L’architecture intérieure des demeures dans lesquelles habitait l’élite urbaine aux États-Unis au XIXème siècle nous renseigne également sur les liens entre structures urbaines et spécialisations de genre comme le souligne Daphne Spain dans son ouvrage Gendered Spaces7. Les plantations de l’élite du Sud ressemblaient dans leur organisation intérieure aux demeures de l’élite britannique. On y trouvait une ségrégation de genre semblable à celle des demeures anglaises de l’ère victorienne, avec des pièces réservées aux hommes et d’autres réservées aux femmes, mais également des entrées spécifiques pour l’un et l’autre sexe. Pouvaient s’y trouver une « women’s workroom », une salle de billard également souvent appelée « gentlemen’s room », des escaliers réservés aux hommes et une bibliothèque également appelée « gentlemen’s room ». En 1842, l’ouvrage Cottage Residences, publié par l’architecte et paysagiste Andrew Jackson Downing qui proposait des répliques miniatures des styles de maisons victoriennes, gothiques, ou italianisantes pour la classe moyenne eut énormément de succès dans les vingt années qui suivirent. Alors que l’économie se développe et que le foyer n’est plus le lieu unique de la production économique, les citoyens se mettent à craindre que la vie familiale ne soit menacée par ce transfert des fonctions traditionnelles en dehors de la maison. L’ordre à la maison est censé encourager le respect de l’ordre dans la société. Toutefois, dans le Sud, la présence des esclaves changeait considérablement la donne. Même si les élites du Sud partageaient avec la « gentry » britannique l’idéologie d’un endroit approprié dans la maison pour les femmes, elles n’avaient ni la richesse ni les techniques nécessaires à recréer une division genrée stricte à l’intérieur de la maison. Dans l’architecture domestique du Sud, genre et race étaient liés8. Le statut des femmes dans le Sud d’avant-guerre dépendait donc beaucoup de leur couleur et de leur classe. L’idéologie dominante chez les femmes riches et blanches du Sud était celle de la grâce, de la fragilité et de la déférence vis-à-vis des hommes. Les femmes noires quant à elles n’avaient de statut qu’en tant que propriété des hommes blancs, elles travaillaient à l’intérieur de la maison et souvent dans les champs et étaient logées en dehors de la maison dans les quartiers d’esclaves9.

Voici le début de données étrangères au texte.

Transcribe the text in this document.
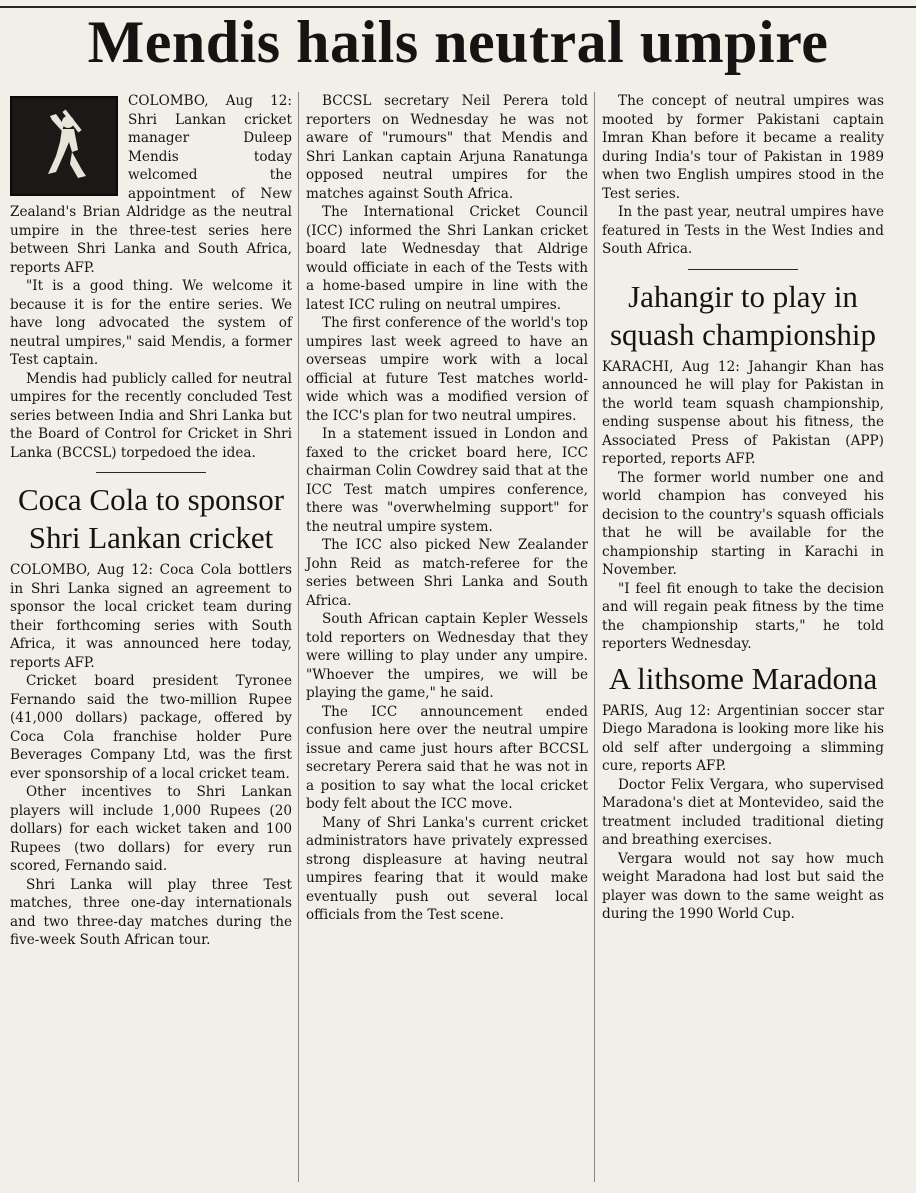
Mendis hails neutral umpire

COLOMBO, Aug 12: Shri Lankan cricket manager Duleep Mendis today welcomed the appointment of New Zealand's Brian Aldridge as the neutral umpire in the three-test series here between Shri Lanka and South Africa, reports AFP.

"It is a good thing. We welcome it because it is for the entire series. We have long advocated the system of neutral umpires," said Mendis, a former Test captain.

Mendis had publicly called for neutral umpires for the recently concluded Test series between India and Shri Lanka but the Board of Control for Cricket in Shri Lanka (BCCSL) torpedoed the idea.

Coca Cola to sponsor Shri Lankan cricket

COLOMBO, Aug 12: Coca Cola bottlers in Shri Lanka signed an agreement to sponsor the local cricket team during their forthcoming series with South Africa, it was announced here today, reports AFP.

Cricket board president Tyronee Fernando said the two-million Rupee (41,000 dollars) package, offered by Coca Cola franchise holder Pure Beverages Company Ltd, was the first ever sponsorship of a local cricket team.

Other incentives to Shri Lankan players will include 1,000 Rupees (20 dollars) for each wicket taken and 100 Rupees (two dollars) for every run scored, Fernando said.

Shri Lanka will play three Test matches, three one-day internationals and two three-day matches during the five-week South African tour.

BCCSL secretary Neil Perera told reporters on Wednesday he was not aware of "rumours" that Mendis and Shri Lankan captain Arjuna Ranatunga opposed neutral umpires for the matches against South Africa.

The International Cricket Council (ICC) informed the Shri Lankan cricket board late Wednesday that Aldrige would officiate in each of the Tests with a home-based umpire in line with the latest ICC ruling on neutral umpires.

The first conference of the world's top umpires last week agreed to have an overseas umpire work with a local official at future Test matches world-wide which was a modified version of the ICC's plan for two neutral umpires.

In a statement issued in London and faxed to the cricket board here, ICC chairman Colin Cowdrey said that at the ICC Test match umpires conference, there was "overwhelming support" for the neutral umpire system.

The ICC also picked New Zealander John Reid as match-referee for the series between Shri Lanka and South Africa.

South African captain Kepler Wessels told reporters on Wednesday that they were willing to play under any umpire. "Whoever the umpires, we will be playing the game," he said.

The ICC announcement ended confusion here over the neutral umpire issue and came just hours after BCCSL secretary Perera said that he was not in a position to say what the local cricket body felt about the ICC move.

Many of Shri Lanka's current cricket administrators have privately expressed strong displeasure at having neutral umpires fearing that it would make eventually push out several local officials from the Test scene.

The concept of neutral umpires was mooted by former Pakistani captain Imran Khan before it became a reality during India's tour of Pakistan in 1989 when two English umpires stood in the Test series.

In the past year, neutral umpires have featured in Tests in the West Indies and South Africa.

Jahangir to play in squash championship

KARACHI, Aug 12: Jahangir Khan has announced he will play for Pakistan in the world team squash championship, ending suspense about his fitness, the Associated Press of Pakistan (APP) reported, reports AFP.

The former world number one and world champion has conveyed his decision to the country's squash officials that he will be available for the championship starting in Karachi in November.

"I feel fit enough to take the decision and will regain peak fitness by the time the championship starts," he told reporters Wednesday.

A lithsome Maradona

PARIS, Aug 12: Argentinian soccer star Diego Maradona is looking more like his old self after undergoing a slimming cure, reports AFP.

Doctor Felix Vergara, who supervised Maradona's diet at Montevideo, said the treatment included traditional dieting and breathing exercises.

Vergara would not say how much weight Maradona had lost but said the player was down to the same weight as during the 1990 World Cup.
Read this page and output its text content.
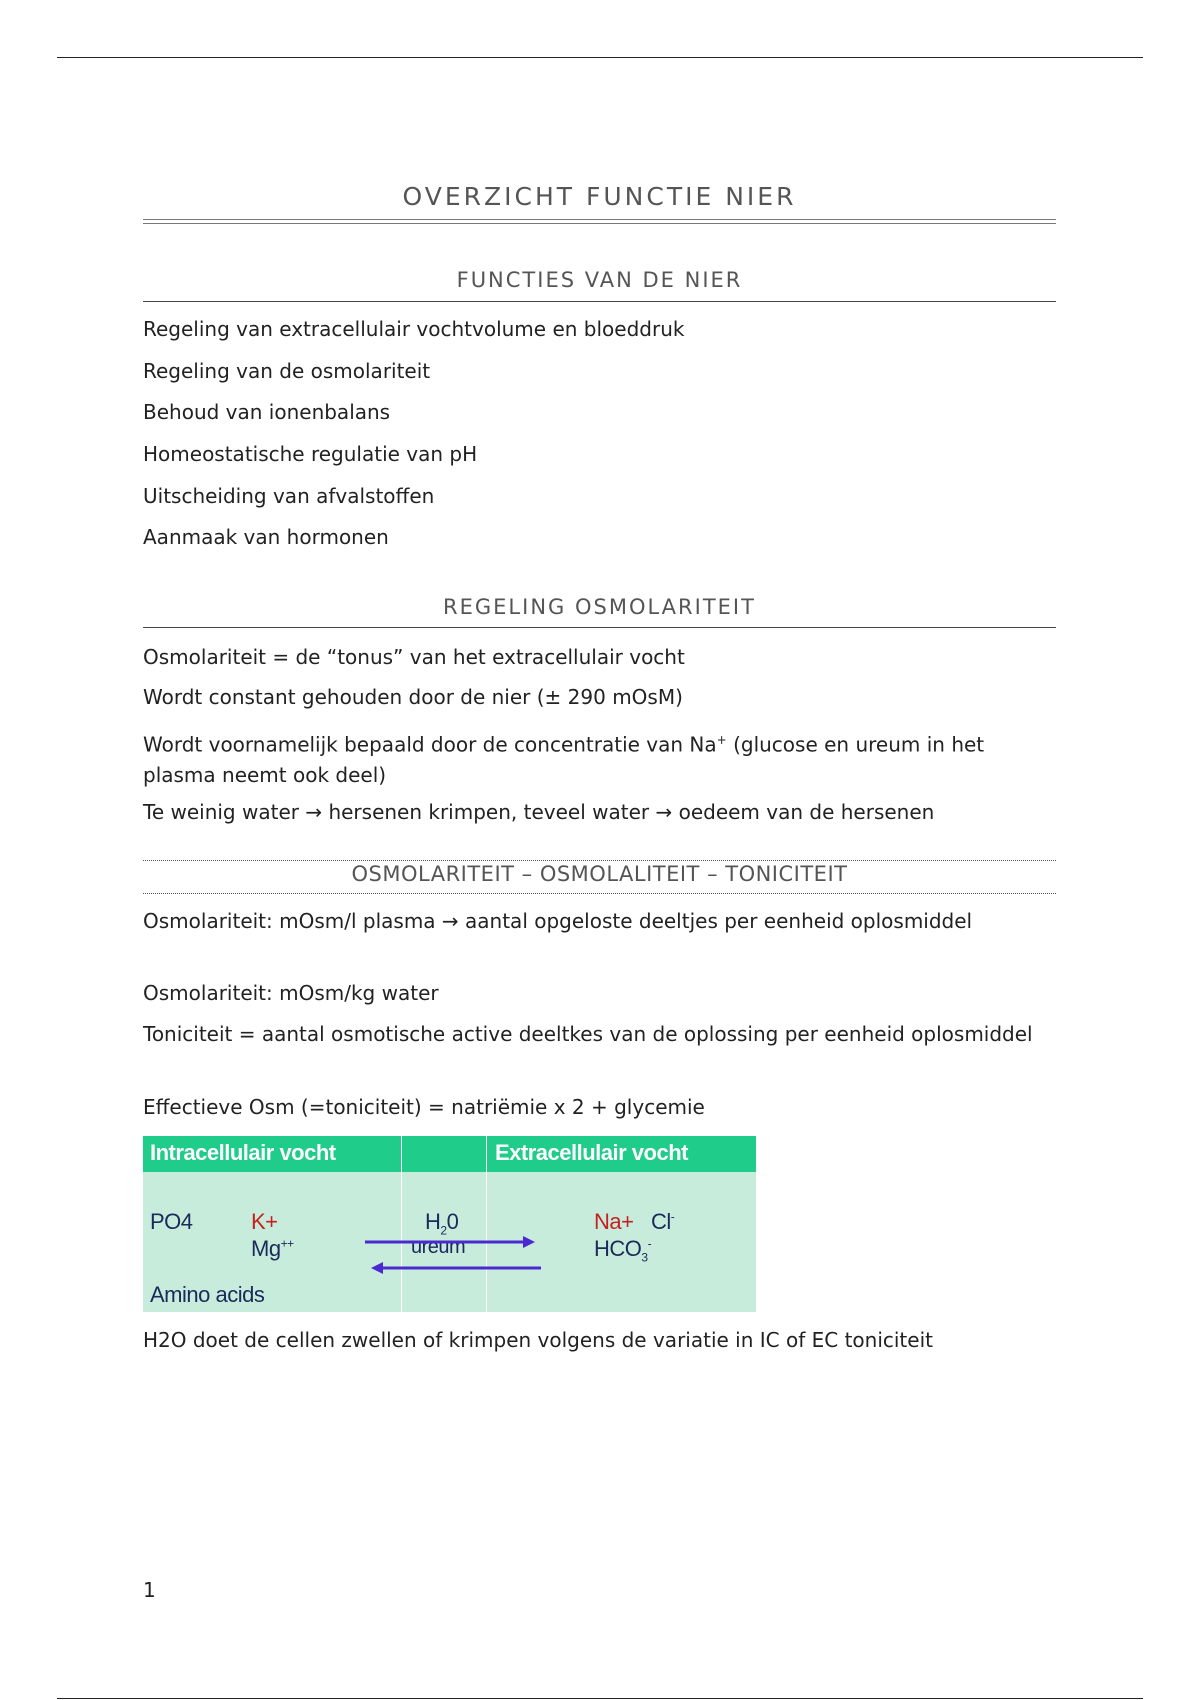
OVERZICHT FUNCTIE NIER
FUNCTIES VAN DE NIER
Regeling van extracellulair vochtvolume en bloeddruk
Regeling van de osmolariteit
Behoud van ionenbalans
Homeostatische regulatie van pH
Uitscheiding van afvalstoffen
Aanmaak van hormonen
REGELING OSMOLARITEIT
Osmolariteit = de “tonus” van het extracellulair vocht
Wordt constant gehouden door de nier (± 290 mOsM)
Wordt voornamelijk bepaald door de concentratie van Na+ (glucose en ureum in het plasma neemt ook deel)
Te weinig water → hersenen krimpen, teveel water → oedeem van de hersenen
OSMOLARITEIT – OSMOLALITEIT – TONICITEIT
Osmolariteit: mOsm/l plasma → aantal opgeloste deeltjes per eenheid oplosmiddel
Osmolariteit: mOsm/kg water
Toniciteit = aantal osmotische active deeltkes van de oplossing per eenheid oplosmiddel
Effectieve Osm (=toniciteit) = natriëmie x 2 + glycemie
Intracellulair vocht	Extracellulair vocht
PO4	K+
Mg++
$H_20$
ureum
Na+ Cl-
$HCO_3^-$
Amino acids
H2O doet de cellen zwellen of krimpen volgens de variatie in IC of EC toniciteit
1
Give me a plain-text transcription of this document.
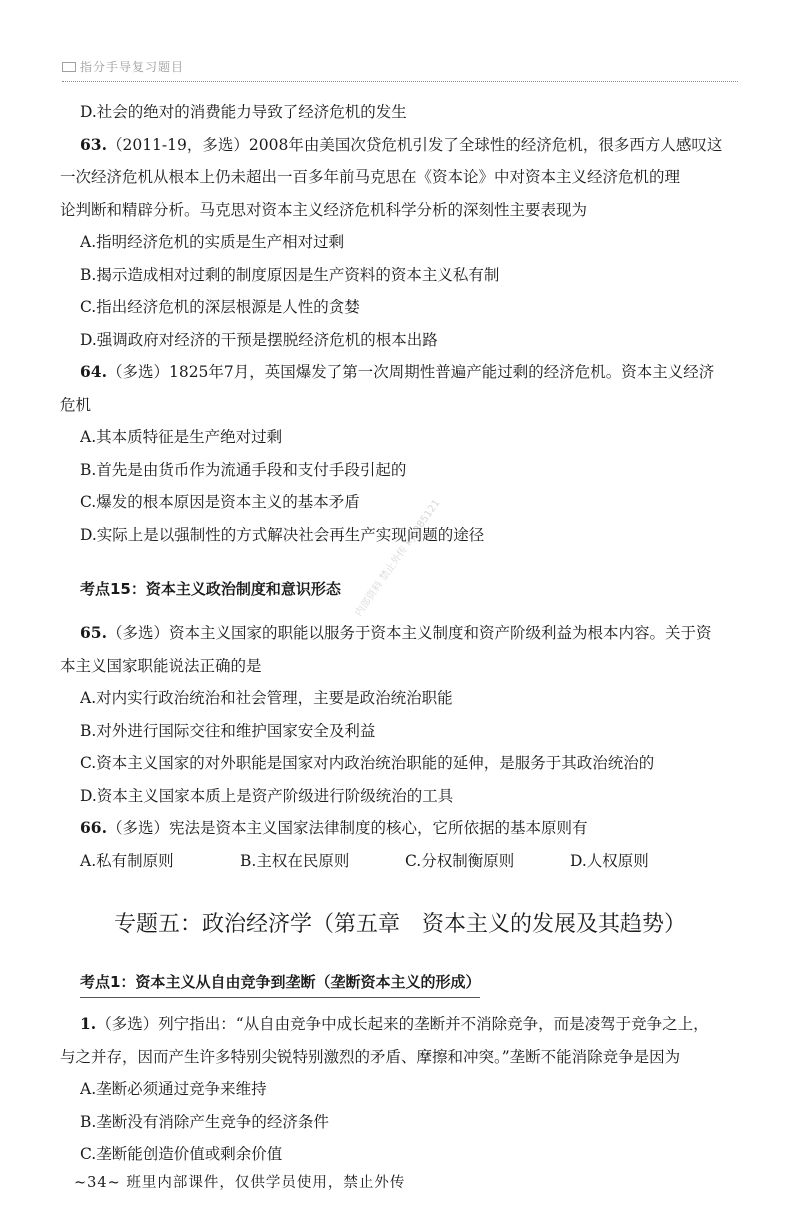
指分手导复习题目
内部资料 禁止外传 kyt985121
D.社会的绝对的消费能力导致了经济危机的发生
63.（2011-19，多选）2008年由美国次贷危机引发了全球性的经济危机，很多西方人感叹这
一次经济危机从根本上仍未超出一百多年前马克思在《资本论》中对资本主义经济危机的理
论判断和精辟分析。马克思对资本主义经济危机科学分析的深刻性主要表现为
A.指明经济危机的实质是生产相对过剩
B.揭示造成相对过剩的制度原因是生产资料的资本主义私有制
C.指出经济危机的深层根源是人性的贪婪
D.强调政府对经济的干预是摆脱经济危机的根本出路
64.（多选）1825年7月，英国爆发了第一次周期性普遍产能过剩的经济危机。资本主义经济
危机
A.其本质特征是生产绝对过剩
B.首先是由货币作为流通手段和支付手段引起的
C.爆发的根本原因是资本主义的基本矛盾
D.实际上是以强制性的方式解决社会再生产实现问题的途径
考点15：资本主义政治制度和意识形态
65.（多选）资本主义国家的职能以服务于资本主义制度和资产阶级利益为根本内容。关于资
本主义国家职能说法正确的是
A.对内实行政治统治和社会管理，主要是政治统治职能
B.对外进行国际交往和维护国家安全及利益
C.资本主义国家的对外职能是国家对内政治统治职能的延伸，是服务于其政治统治的
D.资本主义国家本质上是资产阶级进行阶级统治的工具
66.（多选）宪法是资本主义国家法律制度的核心，它所依据的基本原则有
A.私有制原则	B.主权在民原则	C.分权制衡原则	D.人权原则
专题五：政治经济学（第五章　资本主义的发展及其趋势）
考点1：资本主义从自由竞争到垄断（垄断资本主义的形成）
1.（多选）列宁指出：“从自由竞争中成长起来的垄断并不消除竞争，而是凌驾于竞争之上，
与之并存，因而产生许多特别尖锐特别激烈的矛盾、摩擦和冲突。”垄断不能消除竞争是因为
A.垄断必须通过竞争来维持
B.垄断没有消除产生竞争的经济条件
C.垄断能创造价值或剩余价值
~34~ 班里内部课件，仅供学员使用，禁止外传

1. 3. Accès à l’éducation, ségrégation et accès à l’espace public

Alice Kessler-Harris résume de la sorte les conséquences pour les femmes dans les États-Unis du XIXème siècle de la division en deux sphères séparées : « En contrepartie d’une idéologie qui glorifiait leurs rôles et peut-être leur donnait du pouvoir à l’intérieur de la sphère familiale les femmes se voyaient refuser un grand nombre d’options économiques et sociales. Les femmes restèrent attachées à la maison et à ses contraintes économiques et idéologiques10 ». Les femmes n’avaient simplement pas besoin d’être instruites puisque leurs vies se passeraient quasi-intégralement à l’intérieur de la maison. Elles n’eurent finalement accès à l’éducation supérieure que lorsqu’il fut admis que cela en ferait de meilleures mères11 et leur permettrait d’élever de meilleurs citoyens. Ainsi, Mt Holyoke ouvrit ses portes en 1837 afin de former « [l]es filles du pays à devenir de bonnes mères12 ». C’est l’industrialisation qui créée une pénurie de domestiques, et l’augmentation de la classe moyenne qui vont renforcer la séparation hommes/femmes dans les universités, avec la création de programmes destinés à préparer les femmes de la classe moyenne à leurs devoirs de femmes au foyer en créant la discipline de l’« économie domestique » (« home ec »).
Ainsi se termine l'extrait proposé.